豪雨の影響で、東部幹線道路の車両通行が全面規制されている=2025年8月13日、ソウル、聯合ニュース
[ソウル=テレシア・マーガレット]
韓国政府は人工知能(AI)を活用し、洪水をはじめとする水害対応体制の高度化と、災害管理のデジタル化を加速させている。
気象変動に伴い、予測困難な豪雨が常態化する中、政府は道路冠水想定箇所をリアルタイムで通知するなど、AIを活用した安全対策ネットワークの整備に力を入れている。
韓国の夏季には、東アジアから流入する湿潤な空気により、長期にわたる梅雨が訪れる。例年6月から7月末まで続き、地域によっては強い雨が降り続くこともある。台風が重なると、河川の氾濫や都市の浸水リスクがさらに高まる。
科学技術情報通信部と気候エネルギー環境部は、浸水リスクに備え、デジタルプラットフォームを活用した「AI洪水予報システム」を整備した。

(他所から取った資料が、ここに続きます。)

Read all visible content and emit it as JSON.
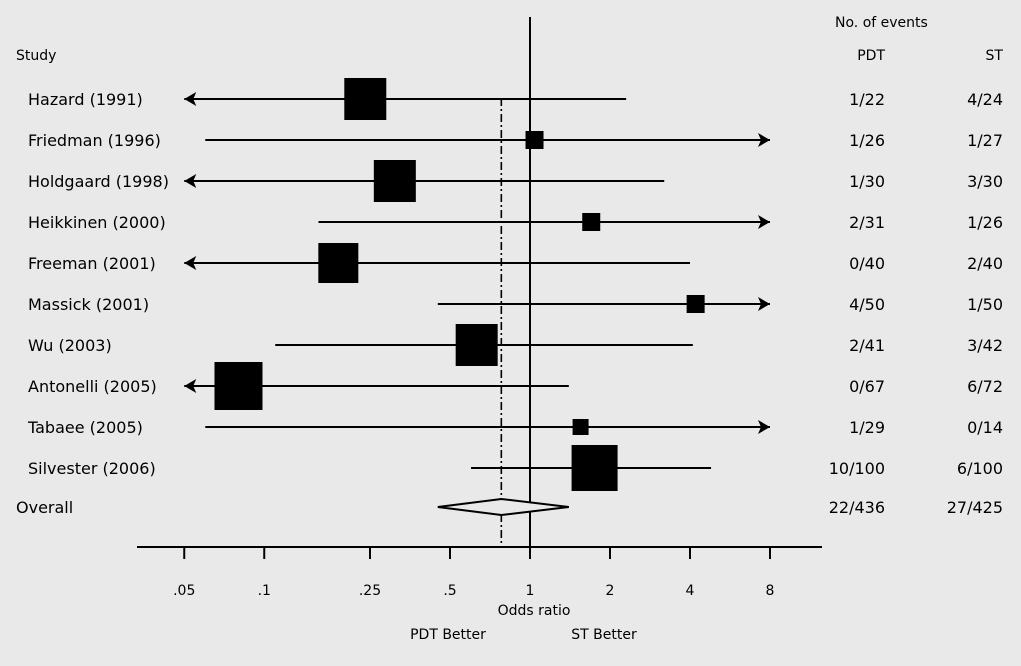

このシステムは、降雨量や水位データを10分周期で自動分析する。危険が検知されると、物理モデルによる検証を経て、特別警報を発令するかどうかを判断する。最終的な判断は、AIが導き出した精密なデータに基づき、予報官が下す。 AIを高度な専門的判断の補助として活用している。
現場での対応力も大幅に強化された。科学技術情報通信部はナビゲーション企業と連携し、運転者が特報区域やダム放流区間に進入した際、すぐに音声や通知で警告を受け取れる仕組みを構築した。従来のテレビ放送や緊急速報メールによる受動的な情報伝達とは異なり、市民が日常的に利用するメディアを通じて、リアルタイムに災害情報を共有できる体制が整った。
EU、中国、日本など93カ国の外交団が漢江洪水統制所を訪れ、AIを活用した洪水予測・予報システムのデモンストレーションを視察した=2025年12月4日、ソウル、テレシア・マーガレット
政府は2024年7月から、ネイバーマップやカカオマップを含む主要6つのナビゲーションアプリで「洪水危険リアルタイム通知サービス」を開始した。これは、短時間の集中豪雨により、地下道や低層道路での浸水被害が相次いだことを受けた緊急の対応だ。昨年には、情報提供の対象を河川氾濫の直前段階にあたる「洪水情報深刻段階」まで拡大し、現在は全国933地点に詳細な監視網を張り巡らせ、稼働させている。
科学技術情報通信部は、現在の土砂災害情報に加え、来年からは地盤沈下や常習的浸水地域といった他の災害要素にも対象を広げる計画だ。
同部は、「コロナ禍における官民協働型の情報公開システムが、 現在の災害対応の基盤となった」と述べ、今後も国民の安全を最優先に掲げ、デジタル災害対応システムのさらなる高度化を推進する考えだ。